THM1176-LF
 Low fields as you have never seen them before

The measurement range of Metrolab's three-axis Hall magnetometer is expanding… downwards! With the new THM1176-LF (“Low Field”), the Magnetic Endoscope can now measure fields in the range of ±7 mT with a resolution of ±2 µT.
 

Less than a year after launching its breakthrough THM1176 Three-axis Hall Magnetometer, Metrolab is fitting it with a new low-field probe, capable of measuring fields in the range of ±7 mT with a resolution of ±2 µT. "The prototype is operational," announces Metrolab's Philip Keller. "The THM1176-LF will be on sale by next September."

It is the perfect instrument for safety applications, to measure the fringe field of magnets situated in public areas – MRI scanners, train motors, industrial magnets, etc. For example, to avoid injuries to patients or personnel with implants, hospitals usually mark the danger zone around an MRI scanner, where the field exceeds 5 Gauss (0.5 mT).

Higher sensitivity in the same dimensions
From the outside, the THM1176-LF is identical to the standard instrument (0.1 to 20 T). The USB interface offers the same plug-and-play capabilities, and can be directly connected to a PC, or a PDA for handheld use. The THM1176 software can now control either instrument; a free update is available for those who already own the existing THM1176.

On the inside, the LF probe differs dramatically from the original. Instead of one integrated circuit, it consists of three sensor chips, one per axis. These are mounted on a pair of orthogonally assembled printed circuit boards, yielding an active volume of 6 x 3.4 x 3 mm3. For this reason, one cannot remove the probe cap.

The high-sensitivity Hall sensor, coupled with the low-noise THM1176 electronics, can resolve field changes as small as ±2 µT. In a static field, this performance can be further improved by averaging: as usual, N measurements improve the resolution by a factor of √N. Thus, 100x averaging – still allowing a measurement time of well under 200 ms – yields a resolution of 0.2 µT – astonishing for a portable teslameter!

Flux concentrator
Part of the reason that the new sensor can achieve such high sensitivity is that it contains a microscopic piece of soft iron, acting as a flux concentrator. Strong magnetic fields will saturate this flux concentrator, but the process is reversible and the sensor is not damaged.
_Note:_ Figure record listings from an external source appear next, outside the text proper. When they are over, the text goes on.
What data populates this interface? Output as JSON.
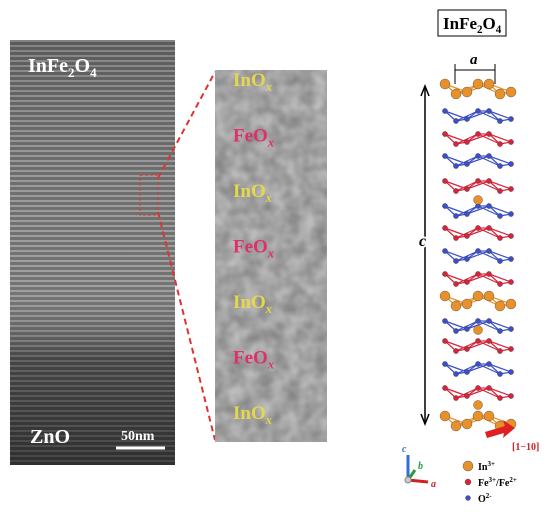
{
  "left_image": {
    "label_top": [
      "InFe",
      "2",
      "O",
      "4"
    ],
    "label_bottom": "ZnO",
    "scale_bar": "50nm"
  },
  "middle_image": {
    "layers": [
      [
        "InO",
        "x"
      ],
      [
        "FeO",
        "x"
      ],
      [
        "InO",
        "x"
      ],
      [
        "FeO",
        "x"
      ],
      [
        "InO",
        "x"
      ],
      [
        "FeO",
        "x"
      ],
      [
        "InO",
        "x"
      ]
    ]
  },
  "structure": {
    "title": [
      "InFe",
      "2",
      "O",
      "4"
    ],
    "lattice_a": "a",
    "lattice_c": "c",
    "direction": "[1−10]",
    "axes": [
      "c",
      "b",
      "a"
    ],
    "legend": [
      [
        "In",
        "3+"
      ],
      [
        "Fe",
        "3+",
        "/Fe",
        "2+"
      ],
      [
        "O",
        "2-"
      ]
    ]
  }
}
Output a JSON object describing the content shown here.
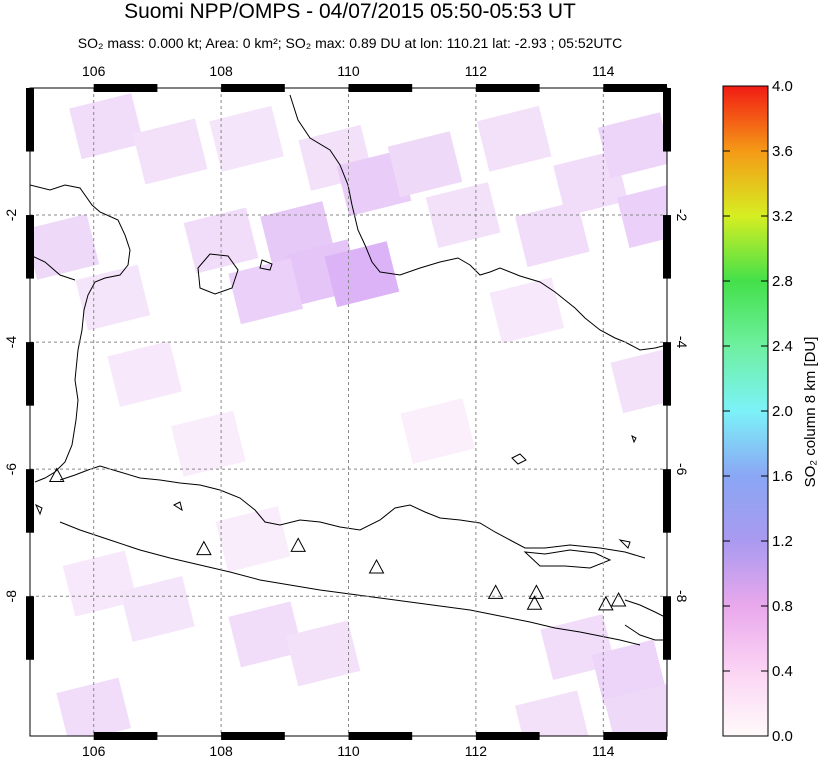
{
  "header": {
    "title": "Suomi NPP/OMPS - 04/07/2015 05:50-05:53 UT",
    "subtitle": "SO₂ mass: 0.000 kt; Area: 0 km²; SO₂ max: 0.89 DU at lon: 110.21 lat: -2.93 ; 05:52UTC"
  },
  "chart_data": {
    "type": "heatmap",
    "map": {
      "lon_range": [
        105,
        115
      ],
      "lat_range": [
        -10.2,
        0.0
      ],
      "x_ticks": [
        106,
        108,
        110,
        112,
        114
      ],
      "y_ticks": [
        -2,
        -4,
        -6,
        -8
      ],
      "x_tick_labels": [
        "106",
        "108",
        "110",
        "112",
        "114"
      ],
      "y_tick_labels": [
        "-2",
        "-4",
        "-6",
        "-8"
      ],
      "grid": true
    },
    "colorbar": {
      "label": "SO₂ column 8 km [DU]",
      "range": [
        0.0,
        4.0
      ],
      "ticks": [
        "0.0",
        "0.4",
        "0.8",
        "1.2",
        "1.6",
        "2.0",
        "2.4",
        "2.8",
        "3.2",
        "3.6",
        "4.0"
      ]
    },
    "pixels": [
      {
        "lon": 106.2,
        "lat": -0.6,
        "value": 0.35
      },
      {
        "lon": 107.2,
        "lat": -1.0,
        "value": 0.3
      },
      {
        "lon": 108.4,
        "lat": -0.8,
        "value": 0.25
      },
      {
        "lon": 109.8,
        "lat": -1.1,
        "value": 0.3
      },
      {
        "lon": 110.4,
        "lat": -1.5,
        "value": 0.55
      },
      {
        "lon": 111.2,
        "lat": -1.2,
        "value": 0.4
      },
      {
        "lon": 112.6,
        "lat": -0.8,
        "value": 0.3
      },
      {
        "lon": 113.8,
        "lat": -1.5,
        "value": 0.35
      },
      {
        "lon": 114.5,
        "lat": -0.9,
        "value": 0.45
      },
      {
        "lon": 114.8,
        "lat": -2.0,
        "value": 0.5
      },
      {
        "lon": 113.2,
        "lat": -2.3,
        "value": 0.35
      },
      {
        "lon": 111.8,
        "lat": -2.0,
        "value": 0.3
      },
      {
        "lon": 109.2,
        "lat": -2.3,
        "value": 0.6
      },
      {
        "lon": 109.6,
        "lat": -2.9,
        "value": 0.65
      },
      {
        "lon": 108.7,
        "lat": -3.2,
        "value": 0.5
      },
      {
        "lon": 110.21,
        "lat": -2.93,
        "value": 0.89
      },
      {
        "lon": 108.0,
        "lat": -2.4,
        "value": 0.35
      },
      {
        "lon": 105.5,
        "lat": -2.5,
        "value": 0.4
      },
      {
        "lon": 106.3,
        "lat": -3.3,
        "value": 0.25
      },
      {
        "lon": 106.8,
        "lat": -4.5,
        "value": 0.2
      },
      {
        "lon": 107.8,
        "lat": -5.6,
        "value": 0.15
      },
      {
        "lon": 111.4,
        "lat": -5.4,
        "value": 0.12
      },
      {
        "lon": 112.8,
        "lat": -3.5,
        "value": 0.2
      },
      {
        "lon": 114.7,
        "lat": -4.6,
        "value": 0.3
      },
      {
        "lon": 108.5,
        "lat": -7.1,
        "value": 0.15
      },
      {
        "lon": 106.1,
        "lat": -7.8,
        "value": 0.2
      },
      {
        "lon": 107.0,
        "lat": -8.2,
        "value": 0.25
      },
      {
        "lon": 108.7,
        "lat": -8.6,
        "value": 0.35
      },
      {
        "lon": 109.6,
        "lat": -8.9,
        "value": 0.3
      },
      {
        "lon": 113.6,
        "lat": -8.8,
        "value": 0.35
      },
      {
        "lon": 114.4,
        "lat": -9.2,
        "value": 0.45
      },
      {
        "lon": 106.0,
        "lat": -9.8,
        "value": 0.35
      },
      {
        "lon": 113.2,
        "lat": -10.0,
        "value": 0.3
      },
      {
        "lon": 114.6,
        "lat": -9.9,
        "value": 0.4
      }
    ],
    "volcanoes": [
      {
        "lon": 105.42,
        "lat": -6.1
      },
      {
        "lon": 107.73,
        "lat": -7.25
      },
      {
        "lon": 109.21,
        "lat": -7.2
      },
      {
        "lon": 110.44,
        "lat": -7.54
      },
      {
        "lon": 112.31,
        "lat": -7.94
      },
      {
        "lon": 112.95,
        "lat": -7.94
      },
      {
        "lon": 112.92,
        "lat": -8.11
      },
      {
        "lon": 114.04,
        "lat": -8.12
      },
      {
        "lon": 114.24,
        "lat": -8.06
      }
    ]
  }
}
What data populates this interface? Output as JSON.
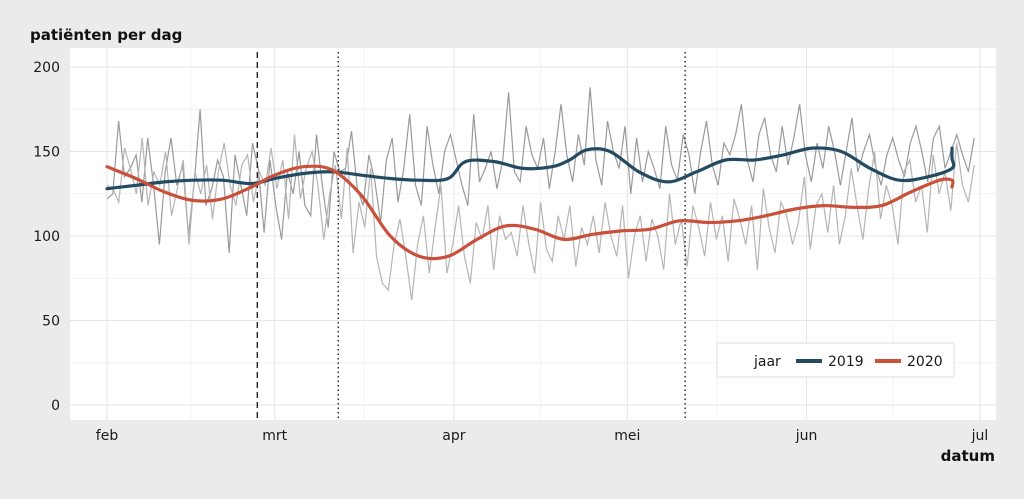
{
  "chart_data": {
    "type": "line",
    "title": "",
    "ylabel": "patiënten per dag",
    "xlabel": "datum",
    "ylim": [
      0,
      200
    ],
    "y_ticks": [
      0,
      50,
      100,
      150,
      200
    ],
    "x_range": [
      "2020-01-28",
      "2020-07-03"
    ],
    "x_ticks": [
      {
        "date": "2020-02-01",
        "label": "feb"
      },
      {
        "date": "2020-03-01",
        "label": "mrt"
      },
      {
        "date": "2020-04-01",
        "label": "apr"
      },
      {
        "date": "2020-05-01",
        "label": "mei"
      },
      {
        "date": "2020-06-01",
        "label": "jun"
      },
      {
        "date": "2020-07-01",
        "label": "jul"
      }
    ],
    "grid": true,
    "vertical_lines": [
      {
        "date": "2020-02-27",
        "style": "dashed"
      },
      {
        "date": "2020-03-12",
        "style": "dotted"
      },
      {
        "date": "2020-05-11",
        "style": "dotted"
      }
    ],
    "legend": {
      "title": "jaar",
      "position": "bottom-right"
    },
    "series": [
      {
        "name": "2019",
        "color": "#234a63",
        "smoothed": [
          [
            "2020-02-01",
            128
          ],
          [
            "2020-02-06",
            130
          ],
          [
            "2020-02-11",
            132
          ],
          [
            "2020-02-16",
            133
          ],
          [
            "2020-02-21",
            133
          ],
          [
            "2020-02-26",
            131
          ],
          [
            "2020-03-01",
            134
          ],
          [
            "2020-03-06",
            137
          ],
          [
            "2020-03-11",
            138
          ],
          [
            "2020-03-16",
            136
          ],
          [
            "2020-03-21",
            134
          ],
          [
            "2020-03-26",
            133
          ],
          [
            "2020-03-31",
            134
          ],
          [
            "2020-04-03",
            144
          ],
          [
            "2020-04-08",
            144
          ],
          [
            "2020-04-13",
            140
          ],
          [
            "2020-04-18",
            141
          ],
          [
            "2020-04-21",
            145
          ],
          [
            "2020-04-24",
            151
          ],
          [
            "2020-04-28",
            150
          ],
          [
            "2020-05-03",
            138
          ],
          [
            "2020-05-08",
            132
          ],
          [
            "2020-05-13",
            138
          ],
          [
            "2020-05-18",
            145
          ],
          [
            "2020-05-23",
            145
          ],
          [
            "2020-05-28",
            148
          ],
          [
            "2020-06-02",
            152
          ],
          [
            "2020-06-07",
            150
          ],
          [
            "2020-06-12",
            140
          ],
          [
            "2020-06-17",
            133
          ],
          [
            "2020-06-22",
            135
          ],
          [
            "2020-06-27",
            140
          ],
          [
            "2020-07-02",
            146
          ],
          [
            "2020-07-07",
            152
          ]
        ]
      },
      {
        "name": "2020",
        "color": "#c9503a",
        "smoothed": [
          [
            "2020-02-01",
            141
          ],
          [
            "2020-02-06",
            134
          ],
          [
            "2020-02-11",
            126
          ],
          [
            "2020-02-16",
            121
          ],
          [
            "2020-02-21",
            122
          ],
          [
            "2020-02-26",
            129
          ],
          [
            "2020-03-01",
            136
          ],
          [
            "2020-03-06",
            141
          ],
          [
            "2020-03-11",
            139
          ],
          [
            "2020-03-16",
            124
          ],
          [
            "2020-03-21",
            100
          ],
          [
            "2020-03-26",
            88
          ],
          [
            "2020-03-31",
            88
          ],
          [
            "2020-04-05",
            98
          ],
          [
            "2020-04-10",
            106
          ],
          [
            "2020-04-15",
            104
          ],
          [
            "2020-04-20",
            98
          ],
          [
            "2020-04-25",
            101
          ],
          [
            "2020-04-30",
            103
          ],
          [
            "2020-05-05",
            104
          ],
          [
            "2020-05-10",
            109
          ],
          [
            "2020-05-15",
            108
          ],
          [
            "2020-05-20",
            109
          ],
          [
            "2020-05-25",
            112
          ],
          [
            "2020-05-30",
            116
          ],
          [
            "2020-06-04",
            118
          ],
          [
            "2020-06-09",
            117
          ],
          [
            "2020-06-14",
            118
          ],
          [
            "2020-06-19",
            126
          ],
          [
            "2020-06-24",
            133
          ],
          [
            "2020-06-29",
            133
          ],
          [
            "2020-07-04",
            129
          ]
        ]
      }
    ],
    "raw_series": [
      {
        "year": "2019",
        "color": "#9a9a9a",
        "values": [
          122,
          125,
          168,
          135,
          140,
          148,
          120,
          158,
          130,
          95,
          138,
          158,
          130,
          142,
          100,
          132,
          175,
          118,
          128,
          145,
          135,
          90,
          148,
          130,
          112,
          155,
          140,
          102,
          145,
          118,
          98,
          138,
          125,
          150,
          118,
          112,
          160,
          130,
          105,
          150,
          138,
          140,
          162,
          128,
          118,
          148,
          133,
          108,
          145,
          158,
          120,
          140,
          172,
          130,
          118,
          165,
          142,
          125,
          150,
          160,
          145,
          130,
          118,
          172,
          132,
          140,
          150,
          128,
          145,
          185,
          138,
          132,
          165,
          148,
          140,
          158,
          128,
          150,
          178,
          148,
          132,
          160,
          142,
          188,
          145,
          130,
          168,
          150,
          140,
          165,
          125,
          158,
          132,
          150,
          140,
          128,
          165,
          142,
          133,
          160,
          148,
          125,
          150,
          168,
          142,
          130,
          155,
          148,
          160,
          178,
          145,
          132,
          160,
          170,
          148,
          138,
          165,
          142,
          158,
          178,
          148,
          132,
          155,
          140,
          165,
          150,
          130,
          150,
          170,
          138,
          150,
          160,
          142,
          130,
          148,
          158,
          145,
          135,
          155,
          165,
          150,
          132,
          158,
          165,
          140,
          150,
          160,
          148,
          138,
          158
        ]
      },
      {
        "year": "2020",
        "color": "#b5b5b5",
        "values": [
          130,
          128,
          120,
          152,
          140,
          125,
          158,
          118,
          138,
          130,
          150,
          112,
          128,
          145,
          95,
          138,
          125,
          142,
          110,
          138,
          155,
          130,
          118,
          142,
          148,
          120,
          138,
          130,
          152,
          128,
          145,
          110,
          160,
          122,
          140,
          150,
          130,
          98,
          125,
          142,
          110,
          152,
          90,
          120,
          105,
          140,
          88,
          72,
          68,
          95,
          110,
          88,
          62,
          95,
          112,
          78,
          105,
          130,
          78,
          95,
          118,
          88,
          72,
          108,
          98,
          118,
          80,
          112,
          98,
          102,
          88,
          118,
          95,
          78,
          120,
          92,
          85,
          112,
          98,
          118,
          82,
          105,
          95,
          112,
          90,
          120,
          100,
          88,
          118,
          75,
          100,
          112,
          85,
          110,
          100,
          80,
          125,
          95,
          110,
          82,
          118,
          105,
          88,
          120,
          98,
          112,
          85,
          122,
          110,
          95,
          118,
          80,
          128,
          105,
          90,
          120,
          112,
          95,
          108,
          135,
          92,
          118,
          125,
          102,
          130,
          95,
          112,
          140,
          118,
          98,
          128,
          150,
          110,
          130,
          118,
          95,
          138,
          145,
          120,
          130,
          102,
          148,
          125,
          138,
          115,
          155,
          130,
          120,
          142
        ]
      }
    ]
  }
}
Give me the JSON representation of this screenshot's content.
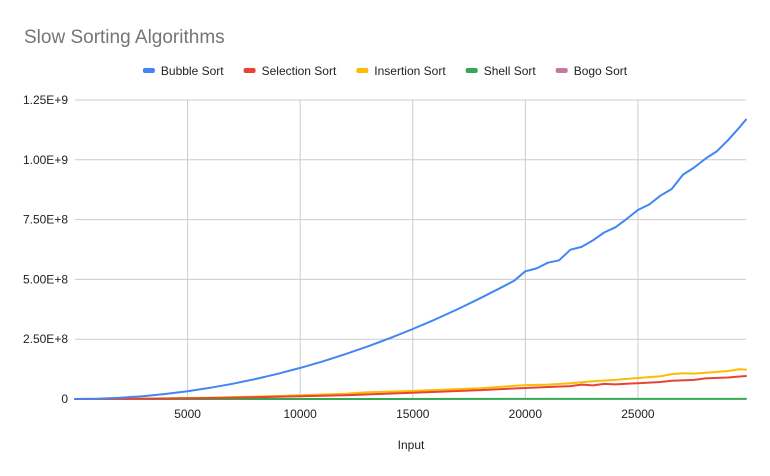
{
  "chart_data": {
    "type": "line",
    "title": "Slow Sorting Algorithms",
    "xlabel": "Input",
    "ylabel": "",
    "xlim": [
      0,
      29800
    ],
    "ylim": [
      0,
      1250000000
    ],
    "x_ticks": [
      5000,
      10000,
      15000,
      20000,
      25000
    ],
    "x_tick_labels": [
      "5000",
      "10000",
      "15000",
      "20000",
      "25000"
    ],
    "y_ticks": [
      0,
      250000000,
      500000000,
      750000000,
      1000000000,
      1250000000
    ],
    "y_tick_labels": [
      "0",
      "2.50E+8",
      "5.00E+8",
      "7.50E+8",
      "1.00E+9",
      "1.25E+9"
    ],
    "grid": true,
    "legend_position": "top",
    "series": [
      {
        "name": "Bubble Sort",
        "color": "#4285f4",
        "points": [
          [
            0,
            0
          ],
          [
            1000,
            1300000
          ],
          [
            2000,
            5200000
          ],
          [
            3000,
            11700000
          ],
          [
            4000,
            20800000
          ],
          [
            5000,
            32500000
          ],
          [
            6000,
            46800000
          ],
          [
            7000,
            63700000
          ],
          [
            8000,
            83200000
          ],
          [
            9000,
            105300000
          ],
          [
            10000,
            130000000
          ],
          [
            11000,
            157300000
          ],
          [
            12000,
            187200000
          ],
          [
            13000,
            219700000
          ],
          [
            14000,
            254800000
          ],
          [
            15000,
            292500000
          ],
          [
            16000,
            332800000
          ],
          [
            17000,
            375700000
          ],
          [
            18000,
            421200000
          ],
          [
            19000,
            469300000
          ],
          [
            19500,
            494300000
          ],
          [
            20000,
            534000000
          ],
          [
            20500,
            546000000
          ],
          [
            21000,
            570000000
          ],
          [
            21500,
            580000000
          ],
          [
            22000,
            624000000
          ],
          [
            22500,
            636000000
          ],
          [
            23000,
            663000000
          ],
          [
            23500,
            696000000
          ],
          [
            24000,
            718000000
          ],
          [
            24500,
            753000000
          ],
          [
            25000,
            790000000
          ],
          [
            25500,
            813000000
          ],
          [
            26000,
            850000000
          ],
          [
            26500,
            878000000
          ],
          [
            27000,
            938000000
          ],
          [
            27500,
            968000000
          ],
          [
            28000,
            1005000000
          ],
          [
            28500,
            1035000000
          ],
          [
            29000,
            1082000000
          ],
          [
            29500,
            1134000000
          ],
          [
            29800,
            1168000000
          ]
        ]
      },
      {
        "name": "Selection Sort",
        "color": "#ea4335",
        "points": [
          [
            0,
            0
          ],
          [
            3000,
            1000000
          ],
          [
            6000,
            4000000
          ],
          [
            9000,
            9000000
          ],
          [
            12000,
            16000000
          ],
          [
            15000,
            26000000
          ],
          [
            18000,
            37000000
          ],
          [
            20000,
            46000000
          ],
          [
            21000,
            50000000
          ],
          [
            22000,
            54000000
          ],
          [
            22500,
            60000000
          ],
          [
            23000,
            57000000
          ],
          [
            23500,
            63000000
          ],
          [
            24000,
            61000000
          ],
          [
            25000,
            66000000
          ],
          [
            26000,
            71000000
          ],
          [
            26500,
            76000000
          ],
          [
            27500,
            80000000
          ],
          [
            28000,
            86000000
          ],
          [
            29000,
            90000000
          ],
          [
            29800,
            96000000
          ]
        ]
      },
      {
        "name": "Insertion Sort",
        "color": "#fbbc04",
        "points": [
          [
            0,
            0
          ],
          [
            3000,
            1500000
          ],
          [
            6000,
            5500000
          ],
          [
            9000,
            12500000
          ],
          [
            12000,
            22000000
          ],
          [
            13000,
            28000000
          ],
          [
            15000,
            34000000
          ],
          [
            18000,
            45000000
          ],
          [
            20000,
            58000000
          ],
          [
            21000,
            60000000
          ],
          [
            22000,
            66000000
          ],
          [
            23000,
            74000000
          ],
          [
            24000,
            80000000
          ],
          [
            25000,
            88000000
          ],
          [
            26000,
            95000000
          ],
          [
            26500,
            104000000
          ],
          [
            27000,
            108000000
          ],
          [
            27500,
            106000000
          ],
          [
            28000,
            110000000
          ],
          [
            29000,
            117000000
          ],
          [
            29500,
            124000000
          ],
          [
            29800,
            123000000
          ]
        ]
      },
      {
        "name": "Shell Sort",
        "color": "#34a853",
        "points": [
          [
            0,
            0
          ],
          [
            29800,
            400000
          ]
        ]
      },
      {
        "name": "Bogo Sort",
        "color": "#c27ba0",
        "points": []
      }
    ]
  }
}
The hysteresis curve of the flux concentrator does, however, affect the instrument accuracy, partly because of the relatively strong nonlinearity and partly because of the remanent field. It took careful experimentation and analysis to be able to quantify these effects, and additional firmware development to be able to correct for them in an optimal fashion. In the end, Metrolab expects to be able to achieve ±1% accuracy, regardless of the field direction, down to ±20 µT.

Assembly and calibration
Having understood this subtle phenomenon, there was still the serious problem of geometry to be solved. The THM1176 was nicknamed the "magnetic endoscope" on account of its exceptionally compact design – "and we were keen that the LF should be no bigger," says Pascal Sommer from Metrolab. "But this time it had to contain not one but three integrated circuits, while leaving enough room for two perpendicular circuit boards, stiffeners, soldering and gluing!" It just goes to show how extremely intricate the 3D assembly process is.

Further innovations involved the calibration process. Since NMR teslameters cannot measure such small fields (yet), Metrolab uses a fluxmeter as reference. This in turn suggests using an AC field instead of the DC fields usually used for calibration – and in fact, this allows collecting thousands of calibration points, covering the entire range, in a matter of seconds. All it takes is a large Helmholtz coil, a precision AC power supply, a new jig, and lots of new software…

But there is every chance that future THM1176-LF owners won't give this the slightest thought. Armed with their magnetometer, they must spend just a few seconds zeroing their probe in the zero-Gauss chamber before beginning their measurements.